A seguir ao judo e ao ténis, a esgrima tomou uma posição que permanece sujeita a indicações superiores. Ainda assim, o presidente do COI, Thomas Bach, também ele um antigo esgrimista alemão, disse ser “demasiado cedo” para tomar uma decisão em relação à participação dos dois países nas próximas olimpíadas. Também a Ministra do Desporto e dos Jogos Olímpicos e Paralímpicos francesa, Amélie Oudéa-Castéra, não adianta uma posição.

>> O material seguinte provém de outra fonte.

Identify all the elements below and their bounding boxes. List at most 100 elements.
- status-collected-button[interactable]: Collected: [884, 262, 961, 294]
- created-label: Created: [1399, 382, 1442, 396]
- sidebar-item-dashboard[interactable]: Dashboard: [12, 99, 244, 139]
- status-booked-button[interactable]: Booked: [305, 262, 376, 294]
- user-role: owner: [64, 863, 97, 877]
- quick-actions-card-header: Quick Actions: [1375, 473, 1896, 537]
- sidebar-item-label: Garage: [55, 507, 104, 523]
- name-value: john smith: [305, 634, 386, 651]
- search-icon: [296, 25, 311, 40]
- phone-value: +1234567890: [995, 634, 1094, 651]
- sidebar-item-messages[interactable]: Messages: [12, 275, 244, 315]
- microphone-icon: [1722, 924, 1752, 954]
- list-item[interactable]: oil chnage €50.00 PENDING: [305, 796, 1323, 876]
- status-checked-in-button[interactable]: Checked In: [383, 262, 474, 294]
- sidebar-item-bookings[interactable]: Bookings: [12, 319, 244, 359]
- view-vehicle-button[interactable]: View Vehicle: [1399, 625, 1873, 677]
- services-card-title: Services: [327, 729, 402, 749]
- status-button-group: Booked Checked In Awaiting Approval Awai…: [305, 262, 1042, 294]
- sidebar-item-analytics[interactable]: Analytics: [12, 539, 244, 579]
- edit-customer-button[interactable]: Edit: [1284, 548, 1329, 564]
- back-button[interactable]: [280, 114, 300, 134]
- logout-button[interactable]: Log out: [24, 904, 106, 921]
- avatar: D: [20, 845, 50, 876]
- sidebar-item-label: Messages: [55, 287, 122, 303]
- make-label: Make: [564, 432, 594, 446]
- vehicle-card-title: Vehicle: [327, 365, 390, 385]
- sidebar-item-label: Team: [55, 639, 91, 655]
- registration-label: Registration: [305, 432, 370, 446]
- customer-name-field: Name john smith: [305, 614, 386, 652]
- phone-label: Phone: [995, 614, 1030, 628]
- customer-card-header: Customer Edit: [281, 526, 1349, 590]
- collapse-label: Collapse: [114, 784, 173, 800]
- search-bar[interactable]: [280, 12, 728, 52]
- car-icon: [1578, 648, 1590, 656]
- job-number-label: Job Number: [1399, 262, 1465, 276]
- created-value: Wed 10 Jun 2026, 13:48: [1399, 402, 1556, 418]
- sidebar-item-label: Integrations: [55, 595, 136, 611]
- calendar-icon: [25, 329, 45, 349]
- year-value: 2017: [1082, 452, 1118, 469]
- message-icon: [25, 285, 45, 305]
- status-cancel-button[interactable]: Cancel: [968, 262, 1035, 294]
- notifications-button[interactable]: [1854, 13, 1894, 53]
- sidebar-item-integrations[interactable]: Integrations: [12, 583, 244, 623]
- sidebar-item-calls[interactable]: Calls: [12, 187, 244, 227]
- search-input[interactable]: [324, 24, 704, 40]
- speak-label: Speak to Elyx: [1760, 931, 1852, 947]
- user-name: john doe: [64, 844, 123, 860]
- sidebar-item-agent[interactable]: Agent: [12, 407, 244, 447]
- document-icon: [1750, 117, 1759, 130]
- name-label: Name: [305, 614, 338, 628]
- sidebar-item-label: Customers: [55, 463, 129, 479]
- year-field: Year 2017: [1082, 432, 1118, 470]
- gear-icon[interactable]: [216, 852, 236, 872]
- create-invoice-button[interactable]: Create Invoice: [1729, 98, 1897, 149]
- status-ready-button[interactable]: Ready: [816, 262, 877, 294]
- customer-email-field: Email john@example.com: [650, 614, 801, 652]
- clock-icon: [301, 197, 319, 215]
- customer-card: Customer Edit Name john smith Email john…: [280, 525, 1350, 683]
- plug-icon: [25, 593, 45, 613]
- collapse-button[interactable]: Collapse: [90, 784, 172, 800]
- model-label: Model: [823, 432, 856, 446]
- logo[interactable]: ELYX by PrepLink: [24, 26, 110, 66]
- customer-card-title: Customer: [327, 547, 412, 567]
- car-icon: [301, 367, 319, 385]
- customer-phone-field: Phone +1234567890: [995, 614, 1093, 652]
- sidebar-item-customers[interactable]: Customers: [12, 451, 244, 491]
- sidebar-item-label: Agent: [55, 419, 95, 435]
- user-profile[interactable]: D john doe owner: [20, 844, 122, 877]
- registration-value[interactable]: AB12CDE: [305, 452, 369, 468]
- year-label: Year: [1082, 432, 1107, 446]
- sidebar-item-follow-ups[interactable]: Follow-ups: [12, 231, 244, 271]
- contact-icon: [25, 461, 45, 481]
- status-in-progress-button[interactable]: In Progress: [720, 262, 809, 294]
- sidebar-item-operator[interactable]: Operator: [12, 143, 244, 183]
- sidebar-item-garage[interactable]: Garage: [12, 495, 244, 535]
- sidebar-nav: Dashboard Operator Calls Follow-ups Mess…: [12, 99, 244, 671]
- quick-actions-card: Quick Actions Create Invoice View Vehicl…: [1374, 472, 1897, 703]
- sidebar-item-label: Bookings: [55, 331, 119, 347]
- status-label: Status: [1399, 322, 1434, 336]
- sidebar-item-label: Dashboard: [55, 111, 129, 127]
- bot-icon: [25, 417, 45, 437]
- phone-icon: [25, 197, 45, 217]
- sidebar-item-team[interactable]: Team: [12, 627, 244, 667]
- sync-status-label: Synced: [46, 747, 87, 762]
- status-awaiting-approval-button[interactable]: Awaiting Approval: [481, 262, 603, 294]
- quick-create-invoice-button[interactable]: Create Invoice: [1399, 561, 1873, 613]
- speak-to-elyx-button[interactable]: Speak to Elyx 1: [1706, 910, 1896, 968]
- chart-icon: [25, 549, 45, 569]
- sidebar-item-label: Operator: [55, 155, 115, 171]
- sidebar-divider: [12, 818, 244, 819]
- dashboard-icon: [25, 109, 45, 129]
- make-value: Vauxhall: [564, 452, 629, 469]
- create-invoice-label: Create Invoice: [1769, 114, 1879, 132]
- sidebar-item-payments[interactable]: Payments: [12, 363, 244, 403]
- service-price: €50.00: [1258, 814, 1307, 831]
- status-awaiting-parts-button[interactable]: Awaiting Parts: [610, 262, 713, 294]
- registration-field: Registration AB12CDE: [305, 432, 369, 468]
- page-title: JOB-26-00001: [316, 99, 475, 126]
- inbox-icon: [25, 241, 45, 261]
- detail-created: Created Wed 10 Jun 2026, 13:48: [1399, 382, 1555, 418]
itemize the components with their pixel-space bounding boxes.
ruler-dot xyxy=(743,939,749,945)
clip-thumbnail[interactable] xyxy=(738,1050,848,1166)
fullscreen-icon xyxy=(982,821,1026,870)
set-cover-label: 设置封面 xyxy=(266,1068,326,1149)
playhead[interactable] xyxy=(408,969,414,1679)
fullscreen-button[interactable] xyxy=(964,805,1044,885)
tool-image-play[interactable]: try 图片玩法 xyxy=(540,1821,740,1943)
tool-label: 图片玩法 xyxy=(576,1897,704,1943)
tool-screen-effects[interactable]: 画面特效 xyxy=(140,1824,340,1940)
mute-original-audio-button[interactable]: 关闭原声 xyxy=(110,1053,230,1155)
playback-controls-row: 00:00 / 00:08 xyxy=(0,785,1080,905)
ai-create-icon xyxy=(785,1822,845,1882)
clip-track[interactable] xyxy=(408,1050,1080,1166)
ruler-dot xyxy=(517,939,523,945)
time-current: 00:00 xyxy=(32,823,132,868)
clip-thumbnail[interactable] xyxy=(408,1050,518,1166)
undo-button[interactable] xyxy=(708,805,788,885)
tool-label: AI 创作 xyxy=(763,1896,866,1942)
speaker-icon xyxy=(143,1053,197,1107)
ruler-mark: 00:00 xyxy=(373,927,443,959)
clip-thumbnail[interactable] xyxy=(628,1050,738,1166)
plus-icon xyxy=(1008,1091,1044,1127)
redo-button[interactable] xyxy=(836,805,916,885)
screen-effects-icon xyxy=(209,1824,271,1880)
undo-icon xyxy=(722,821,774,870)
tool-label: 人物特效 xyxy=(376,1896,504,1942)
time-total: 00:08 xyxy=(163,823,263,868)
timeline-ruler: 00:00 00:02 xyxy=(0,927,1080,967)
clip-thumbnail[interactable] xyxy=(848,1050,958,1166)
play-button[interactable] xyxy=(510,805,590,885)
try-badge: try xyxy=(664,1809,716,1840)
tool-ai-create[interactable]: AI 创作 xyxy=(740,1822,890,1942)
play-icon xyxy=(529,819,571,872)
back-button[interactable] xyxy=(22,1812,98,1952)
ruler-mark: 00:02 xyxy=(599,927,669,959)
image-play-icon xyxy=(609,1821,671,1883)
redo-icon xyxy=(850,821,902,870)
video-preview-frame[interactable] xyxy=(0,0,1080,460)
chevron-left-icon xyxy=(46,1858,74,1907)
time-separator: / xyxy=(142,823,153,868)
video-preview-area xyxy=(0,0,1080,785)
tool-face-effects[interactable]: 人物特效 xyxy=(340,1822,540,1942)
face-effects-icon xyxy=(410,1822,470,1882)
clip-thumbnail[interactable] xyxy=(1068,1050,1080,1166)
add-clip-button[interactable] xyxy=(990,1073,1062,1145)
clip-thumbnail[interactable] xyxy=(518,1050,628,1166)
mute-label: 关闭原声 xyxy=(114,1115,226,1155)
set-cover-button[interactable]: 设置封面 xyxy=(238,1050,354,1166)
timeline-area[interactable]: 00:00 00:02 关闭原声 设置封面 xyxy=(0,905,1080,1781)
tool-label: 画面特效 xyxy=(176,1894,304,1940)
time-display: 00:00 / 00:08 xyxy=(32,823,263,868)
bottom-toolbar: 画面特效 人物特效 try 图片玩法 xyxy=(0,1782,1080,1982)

“A situação hoje é clara: estamos num momento em que nenhuma decisão foi tomada para Paris-2024. O Presidente da República [Emmanuel Macron] disse que vai expressar a sua visão sobre o assunto no verão junto do COI, decidindo no final. Respeitamos a soberania do COI, a autonomia do movimento desportivo, mas, ao mesmo tempo, temos uma posição sobre o assunto. Neste contexto de agressão russa, é necessário continuar e intensificar as sanções. Em segundo lugar, temos que apoiar a Ucrânia, incluindo os atletas ucranianos para que tenham a melhor delegação possível nos Jogos Olímpicos e Paralímpicos no verão de 2024. Depois, há um princípio que é defendido pelas Nações Unidas, que é o da não discriminação de atletas russos e bielorrussos com base apenas na posse de um passaporte e de uma nacionalidade que pode levar o COI a refletir sobre um sistema de neutralidade, pelo menos para atletas individuais”, disse a governante.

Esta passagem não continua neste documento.